Sun Kill Moon – Birthday Girl

Sun Kill Moon – Birthday Girl

2024-02-23 19:39:18

from Oliver
on February 23, 2024
in EP

After the quasi-compilation album Quiet Beach House Nights and some separate singles such as the lost Christmas piece Christmas in New Orleans Mark Kozelek tries it out Birthday Girl exceptionally back in EP format.

In Birthday Girl Kozelek dwells on a repetitively plucked, amiable motif in the autobiography of romantic scenes, to which rumblings occur far in the background, almost inaudibly announcing a martial percussion like ready-made rain, and canned strings warming up until the song reaches the middle and at the end (in which Kozelek accompanies himself jubilantly) with a nonchalant rhythm, he sets off in a nonchalant manner, sways with a mild smile and falls into relaxed movement with accented orchestral arrangements, the diary lyrics of the old Kozelek actually amiably closer to the singing of the young ones Sun Kil Moon-days leading (before Birthday Girl then contemplatively and calmly, tenderly reflecting on memories, throbs to his fade out).

The topic of age is, as the title probably suggests, also a topic Mark Kozelek Died Happy While Fishing – where the title hero, who has found peace, shakes the reflections regarding his potential death out of his uplifting wrist in a relaxed manner by using the ingredients of Birthday Girl starts even faster: the dominant minimal beat of a drum machine drives the acoustic guitar forward quickly but without hectic, remains spartan and catchy, and in other hands would probably have been a poppy, hopping singalong, before the synth strings (and a fade-out).
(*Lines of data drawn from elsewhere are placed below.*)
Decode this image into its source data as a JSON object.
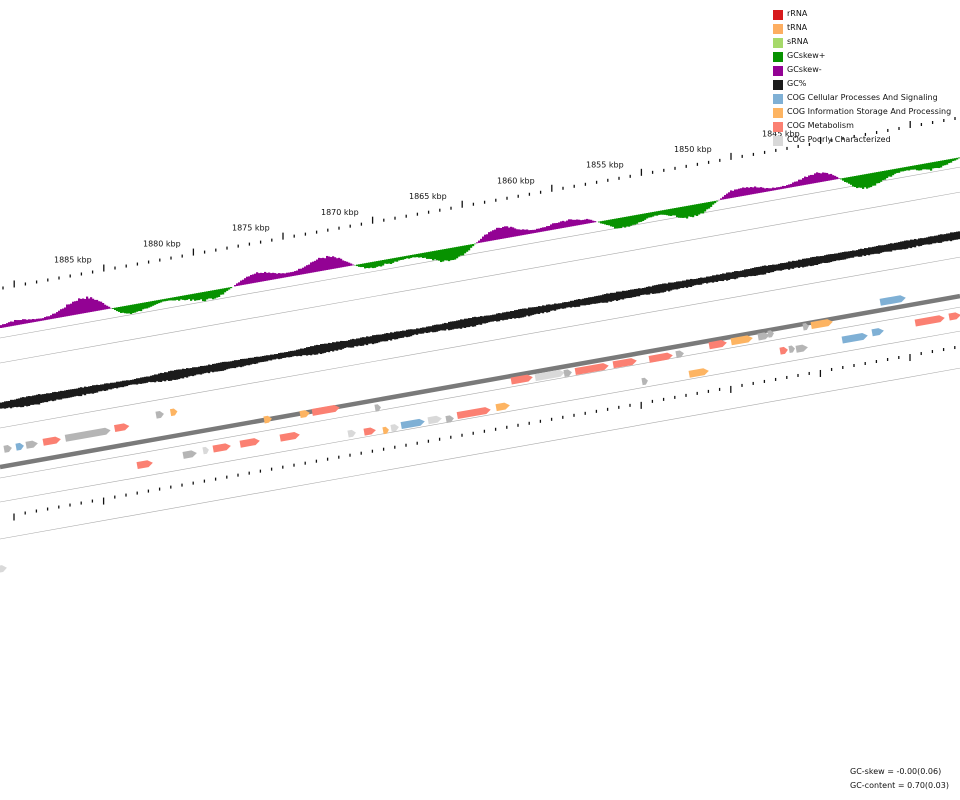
{
  "legend": [
    {
      "label": "rRNA",
      "color": "#d7191c"
    },
    {
      "label": "tRNA",
      "color": "#fdae61"
    },
    {
      "label": "sRNA",
      "color": "#a6d96a"
    },
    {
      "label": "GCskew+",
      "color": "#079200"
    },
    {
      "label": "GCskew-",
      "color": "#930294"
    },
    {
      "label": "GC%",
      "color": "#1b1b1b"
    },
    {
      "label": "COG Cellular Processes And Signaling",
      "color": "#7fb0d5"
    },
    {
      "label": "COG Information Storage And Processing",
      "color": "#fdb462"
    },
    {
      "label": "COG Metabolism",
      "color": "#fb8072"
    },
    {
      "label": "COG Poorly Characterized",
      "color": "#d9d9d9"
    }
  ],
  "scale_labels": [
    "1885 kbp",
    "1880 kbp",
    "1875 kbp",
    "1870 kbp",
    "1865 kbp",
    "1860 kbp",
    "1855 kbp",
    "1850 kbp",
    "1845 kbp"
  ],
  "stats": {
    "gc_skew": "GC-skew = -0.00(0.06)",
    "gc_content": "GC-content = 0.70(0.03)"
  },
  "colors": {
    "gene_gray": "#b5b5b5",
    "backbone": "#7a7a7a",
    "ring_line": "#aaaaaa"
  }
}
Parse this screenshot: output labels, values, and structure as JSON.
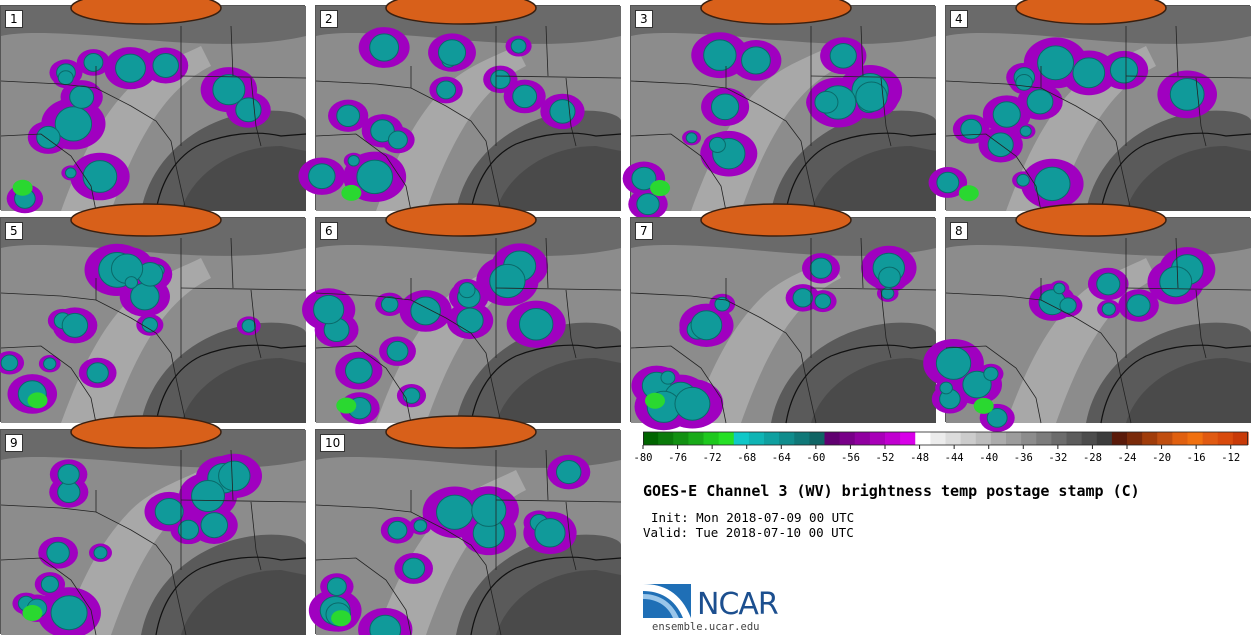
{
  "panels": [
    {
      "label": "1"
    },
    {
      "label": "2"
    },
    {
      "label": "3"
    },
    {
      "label": "4"
    },
    {
      "label": "5"
    },
    {
      "label": "6"
    },
    {
      "label": "7"
    },
    {
      "label": "8"
    },
    {
      "label": "9"
    },
    {
      "label": "10"
    }
  ],
  "colors": {
    "background_gray": "#8c8c8c",
    "warm_orange": "#d8601a",
    "magenta": "#a000c0",
    "teal": "#109a9a",
    "green": "#2ad830",
    "boundary": "#222222"
  },
  "chart_data": {
    "type": "heatmap",
    "title": "GOES-E Channel 3 (WV) brightness temp postage stamp (C)",
    "init": "Init: Mon 2018-07-09 00 UTC",
    "valid": "Valid: Tue 2018-07-10 00 UTC",
    "colorbar": {
      "vmin": -80,
      "vmax": -10,
      "step": 2,
      "tick_labels": [
        "-80",
        "-76",
        "-72",
        "-68",
        "-64",
        "-60",
        "-56",
        "-52",
        "-48",
        "-44",
        "-40",
        "-36",
        "-32",
        "-28",
        "-24",
        "-20",
        "-16",
        "-12"
      ],
      "tick_values": [
        -80,
        -76,
        -72,
        -68,
        -64,
        -60,
        -56,
        -52,
        -48,
        -44,
        -40,
        -36,
        -32,
        -28,
        -24,
        -20,
        -16,
        -12
      ],
      "colors": [
        "#006400",
        "#0a7a0a",
        "#129012",
        "#18aa18",
        "#1ec81e",
        "#26e026",
        "#10c8c8",
        "#10b4b4",
        "#10a0a0",
        "#108c8c",
        "#107878",
        "#106464",
        "#600070",
        "#780088",
        "#9000a0",
        "#a800b8",
        "#c000d0",
        "#d800e8",
        "#ffffff",
        "#ececec",
        "#dcdcdc",
        "#cccccc",
        "#bcbcbc",
        "#acacac",
        "#9c9c9c",
        "#8c8c8c",
        "#7c7c7c",
        "#6c6c6c",
        "#5c5c5c",
        "#4c4c4c",
        "#3c3c3c",
        "#5a1a0a",
        "#7a2a0a",
        "#a03c0a",
        "#c04e10",
        "#e06010",
        "#f07010",
        "#e05a12",
        "#d84a0c",
        "#c83a08"
      ]
    }
  },
  "logo": {
    "text": "NCAR",
    "url": "ensemble.ucar.edu"
  }
}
In The Call of the Wild the subdued beat strums to a catchy melody with which Kozelek and cooperation partner Nathan Winter round off the suspense of the EP and looks back as a love song that looks back on the transience of life for all companions during this time, while in the background a synthetic (electric guitar? keyboard? -)Wave textured in a real industrial trance and offers a striking, individually memorable but song-serving counterpart to the usual MO and in the bridge a kind of organ beat grooves in a speak-singing manner.
It works as a unit (seducing the folk singer-songwriter with indie pop ideas). Birthday Girl EP is just as good (thematically and stylistically in line) as it is divided into its individual contributions, because Kozelek provides a breath of fresh air in his trademark kit in terms of staging (albeit: a bit cheaply produced) and compositionally (albeit: quite simple and hardly complex) ( which once once more does not emotionally reach the universal depth of his classics) – and (purists who will never prefer this lively, hopeful optimism to the sullen melancholy here may certainly claim otherwise) presents some of his best songs of the recent past.